Bekijk de DROPS les: Hoe lees je telpatronen voor haken
Hoe brei/haak je verschillende telpatronen tegelijkertijd op dezelfde naald/toer
Instructies om verschillende telpatronen achter elkaar op dezelfde naald/toer te breien/haken, worden meestal als volgt beschreven: “brei/haak A.1, A.2, A.3 in totaal 0-0-2-3-4 keer". Dit betekent dat u A.1 een keer breit/haakt, daarna wordt A.2 een keer gebreid/gehaakt, en A.3 wordt het aantal aangegeven keren (in de breedte) in uw maat gebreid/gehaakt – in dit geval als volgt: S = 0 keer, M = 0 keer, L=2 keer, XL= 3 keer en XXL = 4 keer.
De telpatronen worden zoals gebruikelijk gebreid/gehaakt: begin met de eerste naald/toer in A.1, brei/haak dan de volgende naald/toer in A.2 etc.
Bekijk de DROPS les: Hoe u telpatronen voor breien leest
Bekijk de DROPS les: Hoe u telpatronen voor haken leest
Waarom zijn de mouwen korter in de grotere maten?
De totale breedte van het kledingstuk (van pols tot pols) is groter in de grotere maten, ondanks dat de eigenlijke mouwen korter zijn.

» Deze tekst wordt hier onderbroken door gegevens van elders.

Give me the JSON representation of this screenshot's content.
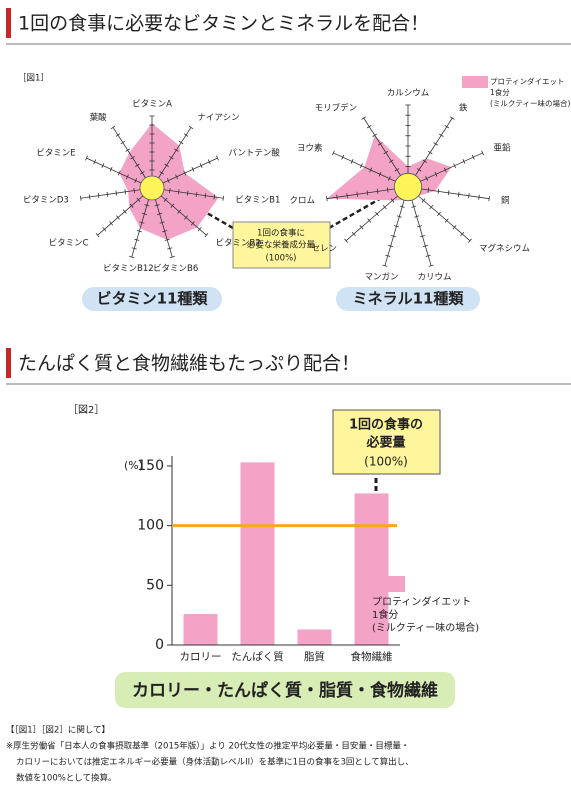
{
  "header1": "1回の食事に必要なビタミンとミネラルを配合！",
  "fig1_label": "［図1］",
  "callout1": [
    "1回の食事に",
    "必要な栄養成分量",
    "(100%)"
  ],
  "header2": "たんぱく質と食物繊維もたっぷり配合！",
  "fig2_label": "［図2］",
  "footnote": [
    "【［図1］［図2］に関して】",
    "※厚生労働省「日本人の食事摂取基準（2015年版）」より 20代女性の推定平均必要量・目安量・目標量・",
    "カロリーにおいては推定エネルギー必要量（身体活動レベルII）を基準に1日の食事を3回として算出し、",
    "数値を100%として換算。"
  ],
  "chart_data": [
    {
      "type": "radar",
      "label": "ビタミン11種類",
      "categories": [
        "ビタミンA",
        "ナイアシン",
        "パントテン酸",
        "ビタミンB1",
        "ビタミンB2",
        "ビタミンB6",
        "ビタミンB12",
        "ビタミンC",
        "ビタミンD3",
        "ビタミンE",
        "葉酸"
      ],
      "values": [
        540,
        420,
        300,
        560,
        500,
        450,
        350,
        250,
        200,
        300,
        350
      ],
      "color": "#f2a3c6",
      "rlim": [
        0,
        600
      ],
      "reference": 100,
      "reference_color": "#fff35a",
      "legend_lines": [
        "プロティンダイエット",
        "1食分",
        "(ミルクティー味の場合)"
      ]
    },
    {
      "type": "radar",
      "label": "ミネラル11種類",
      "categories": [
        "カルシウム",
        "鉄",
        "亜鉛",
        "銅",
        "マグネシウム",
        "カリウム",
        "マンガン",
        "セレン",
        "クロム",
        "ヨウ素",
        "モリブデン"
      ],
      "values": [
        150,
        250,
        350,
        200,
        100,
        80,
        100,
        150,
        600,
        350,
        450
      ],
      "color": "#f2a3c6",
      "rlim": [
        0,
        600
      ],
      "reference": 100,
      "reference_color": "#fff35a"
    },
    {
      "type": "bar",
      "categories": [
        "カロリー",
        "たんぱく質",
        "脂質",
        "食物繊維"
      ],
      "values": [
        26,
        153,
        13,
        127
      ],
      "color": "#f2a3c6",
      "ylim": [
        0,
        155
      ],
      "yticks": [
        0,
        50,
        100,
        150
      ],
      "y_label": "(%)",
      "reference_line": 100,
      "reference_color": "#f5a623",
      "legend_lines": [
        "プロティンダイエット",
        "1食分",
        "(ミルクティー味の場合)"
      ],
      "callout": [
        "1回の食事の",
        "必要量",
        "(100%)"
      ],
      "banner": "カロリー・たんぱく質・脂質・食物繊維"
    }
  ]
}
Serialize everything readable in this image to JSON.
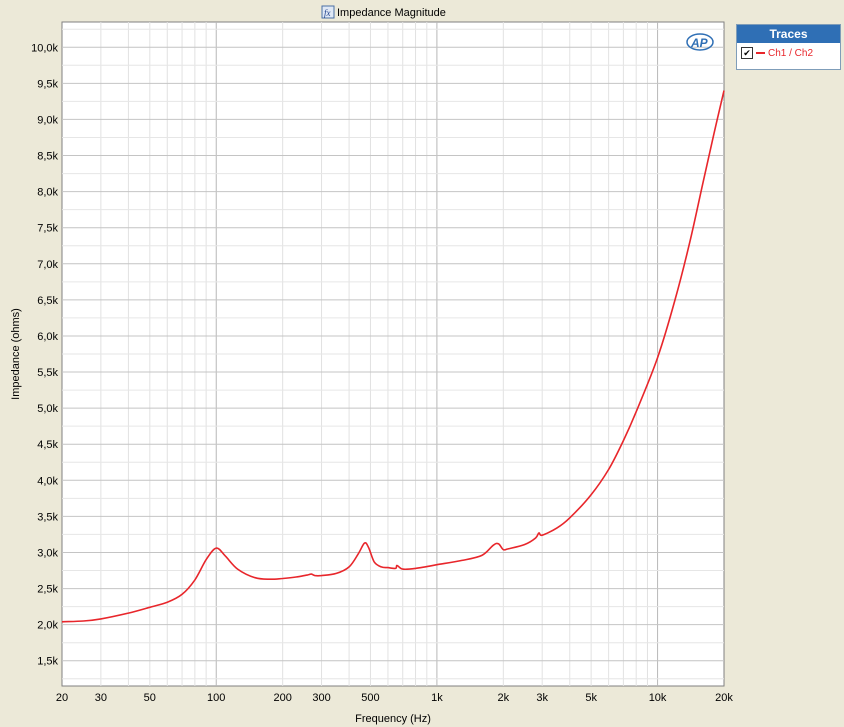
{
  "window": {
    "title": "Impedance Magnitude",
    "title_icon": "fx-icon",
    "logo_text": "AP"
  },
  "traces_panel": {
    "header": "Traces",
    "items": [
      {
        "label": "Ch1 / Ch2",
        "checked": true,
        "check_mark": "✔",
        "color": "#e8262b"
      }
    ]
  },
  "chart_data": {
    "type": "line",
    "title": "Impedance Magnitude",
    "xlabel": "Frequency (Hz)",
    "ylabel": "Impedance (ohms)",
    "x_scale": "log",
    "xlim": [
      20,
      20000
    ],
    "ylim": [
      1150,
      10350
    ],
    "grid": true,
    "x_ticks": [
      {
        "value": 20,
        "label": "20"
      },
      {
        "value": 30,
        "label": "30"
      },
      {
        "value": 50,
        "label": "50"
      },
      {
        "value": 100,
        "label": "100"
      },
      {
        "value": 200,
        "label": "200"
      },
      {
        "value": 300,
        "label": "300"
      },
      {
        "value": 500,
        "label": "500"
      },
      {
        "value": 1000,
        "label": "1k"
      },
      {
        "value": 2000,
        "label": "2k"
      },
      {
        "value": 3000,
        "label": "3k"
      },
      {
        "value": 5000,
        "label": "5k"
      },
      {
        "value": 10000,
        "label": "10k"
      },
      {
        "value": 20000,
        "label": "20k"
      }
    ],
    "y_ticks": [
      {
        "value": 1500,
        "label": "1,5k"
      },
      {
        "value": 2000,
        "label": "2,0k"
      },
      {
        "value": 2500,
        "label": "2,5k"
      },
      {
        "value": 3000,
        "label": "3,0k"
      },
      {
        "value": 3500,
        "label": "3,5k"
      },
      {
        "value": 4000,
        "label": "4,0k"
      },
      {
        "value": 4500,
        "label": "4,5k"
      },
      {
        "value": 5000,
        "label": "5,0k"
      },
      {
        "value": 5500,
        "label": "5,5k"
      },
      {
        "value": 6000,
        "label": "6,0k"
      },
      {
        "value": 6500,
        "label": "6,5k"
      },
      {
        "value": 7000,
        "label": "7,0k"
      },
      {
        "value": 7500,
        "label": "7,5k"
      },
      {
        "value": 8000,
        "label": "8,0k"
      },
      {
        "value": 8500,
        "label": "8,5k"
      },
      {
        "value": 9000,
        "label": "9,0k"
      },
      {
        "value": 9500,
        "label": "9,5k"
      },
      {
        "value": 10000,
        "label": "10,0k"
      }
    ],
    "series": [
      {
        "name": "Ch1 / Ch2",
        "color": "#e8262b",
        "x": [
          20,
          25,
          30,
          40,
          50,
          60,
          70,
          80,
          90,
          100,
          110,
          125,
          150,
          175,
          200,
          230,
          260,
          270,
          280,
          300,
          350,
          400,
          440,
          470,
          490,
          520,
          560,
          600,
          650,
          660,
          700,
          800,
          1000,
          1300,
          1600,
          1800,
          1900,
          2000,
          2100,
          2500,
          2800,
          2900,
          3000,
          3500,
          4000,
          5000,
          6000,
          7000,
          8000,
          10000,
          12000,
          14000,
          16000,
          18000,
          20000
        ],
        "y": [
          2040,
          2050,
          2080,
          2160,
          2240,
          2310,
          2420,
          2620,
          2900,
          3060,
          2950,
          2770,
          2650,
          2630,
          2640,
          2660,
          2690,
          2700,
          2680,
          2680,
          2710,
          2800,
          2980,
          3130,
          3070,
          2870,
          2800,
          2790,
          2780,
          2820,
          2770,
          2780,
          2830,
          2890,
          2960,
          3100,
          3120,
          3040,
          3050,
          3110,
          3200,
          3270,
          3240,
          3340,
          3480,
          3800,
          4150,
          4550,
          4950,
          5700,
          6500,
          7300,
          8100,
          8800,
          9400
        ]
      }
    ]
  }
}
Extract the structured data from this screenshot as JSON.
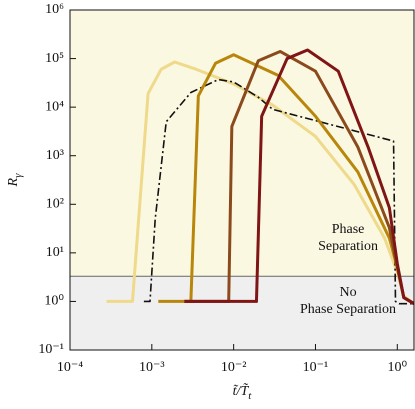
{
  "chart_data": {
    "type": "line",
    "xlabel": {
      "main": "t̃/T̃",
      "sub": "t"
    },
    "ylabel": {
      "main": "R",
      "sub": "γ"
    },
    "xlog": true,
    "ylog": true,
    "xlim": [
      0.0001,
      1.6
    ],
    "ylim": [
      0.1,
      1000000
    ],
    "xticks": [
      {
        "value": 0.0001,
        "label": "10⁻⁴"
      },
      {
        "value": 0.001,
        "label": "10⁻³"
      },
      {
        "value": 0.01,
        "label": "10⁻²"
      },
      {
        "value": 0.1,
        "label": "10⁻¹"
      },
      {
        "value": 1,
        "label": "10⁰"
      }
    ],
    "yticks": [
      {
        "value": 0.1,
        "label": "10⁻¹"
      },
      {
        "value": 1,
        "label": "10⁰"
      },
      {
        "value": 10,
        "label": "10¹"
      },
      {
        "value": 100,
        "label": "10²"
      },
      {
        "value": 1000,
        "label": "10³"
      },
      {
        "value": 10000,
        "label": "10⁴"
      },
      {
        "value": 100000,
        "label": "10⁵"
      },
      {
        "value": 1000000,
        "label": "10⁶"
      }
    ],
    "threshold": 3.3,
    "region_colors": {
      "above": "#fbf8e2",
      "below": "#efefef"
    },
    "annotations": [
      {
        "lines": [
          "Phase",
          "Separation"
        ],
        "x": 0.25,
        "y": 20
      },
      {
        "lines": [
          "No",
          "Phase Separation"
        ],
        "x": 0.25,
        "y": 1
      }
    ],
    "series": [
      {
        "color": "#efd98a",
        "dash": "solid",
        "x": [
          0.00028,
          0.00058,
          0.0009,
          0.0013,
          0.0019,
          0.0035,
          0.01,
          0.03,
          0.1,
          0.3,
          0.7,
          1.0,
          1.2,
          1.6
        ],
        "values": [
          1,
          1,
          19000,
          60000,
          85000,
          60000,
          30000,
          11000,
          2500,
          250,
          20,
          4,
          1.3,
          0.9
        ]
      },
      {
        "color": "#111111",
        "dash": "dashdot",
        "x": [
          0.0008,
          0.00095,
          0.0011,
          0.0015,
          0.003,
          0.0065,
          0.01,
          0.02,
          0.03,
          0.9,
          0.95,
          1.05,
          1.6
        ],
        "values": [
          1,
          1,
          50,
          5000,
          20000,
          37000,
          33000,
          16000,
          9000,
          2000,
          1,
          0.9,
          0.9
        ]
      },
      {
        "color": "#b8860b",
        "dash": "solid",
        "x": [
          0.0012,
          0.003,
          0.0037,
          0.006,
          0.01,
          0.035,
          0.1,
          0.33,
          0.8,
          1.0,
          1.2,
          1.6
        ],
        "values": [
          1,
          1,
          17000,
          80000,
          120000,
          45000,
          6500,
          460,
          20,
          5,
          1.2,
          0.9
        ]
      },
      {
        "color": "#8b4a1c",
        "dash": "solid",
        "x": [
          0.0025,
          0.0087,
          0.0095,
          0.02,
          0.037,
          0.1,
          0.33,
          0.8,
          1.0,
          1.2,
          1.6
        ],
        "values": [
          1,
          1,
          4000,
          90000,
          140000,
          55000,
          1500,
          33,
          5,
          1.2,
          0.9
        ]
      },
      {
        "color": "#7f1515",
        "dash": "solid",
        "x": [
          0.0025,
          0.019,
          0.022,
          0.045,
          0.08,
          0.19,
          0.44,
          0.8,
          1.0,
          1.2,
          1.6
        ],
        "values": [
          1,
          1,
          6500,
          100000,
          150000,
          55000,
          1500,
          85,
          6,
          1.2,
          0.9
        ]
      }
    ]
  }
}
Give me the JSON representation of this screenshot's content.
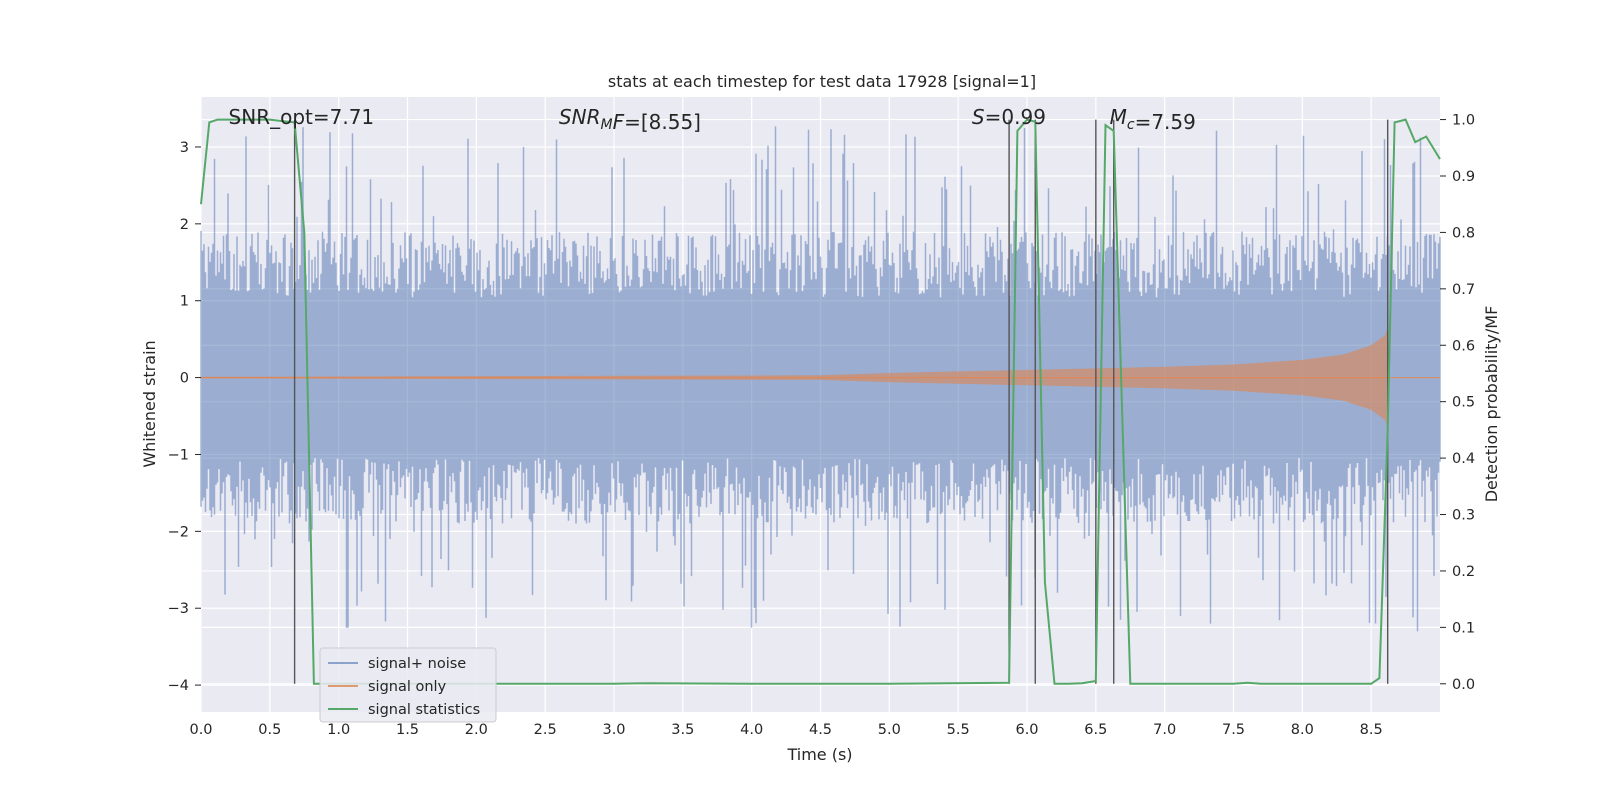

De grotere maten hebben langere mouwkoppen en bredere schouders, dus er is een goede pasvorm in alle maten.
Waar op het kledingstuk wordt de lengte gemeten??
De tekening/ het schema met de afmetingen geeft informatie over de volledige lengte van het kledingstuk. Als het een trui of een vest betreft, dan wordt deze vanaf het hoogste punt op de schouder gemeten (meestal het dichtst bij de halslijn), en recht naar beneden tot de onderkant van het kledingstuk. Het wordt NIET gemeten vanaf de punt van de schouder. Op gelijke wijze wordt ook de lengte van de pas gemeten, vanaf het hoogste punt op de schouder en naar beneden tot waar de pas gesplitst wordt voor het lijf en de mouwen.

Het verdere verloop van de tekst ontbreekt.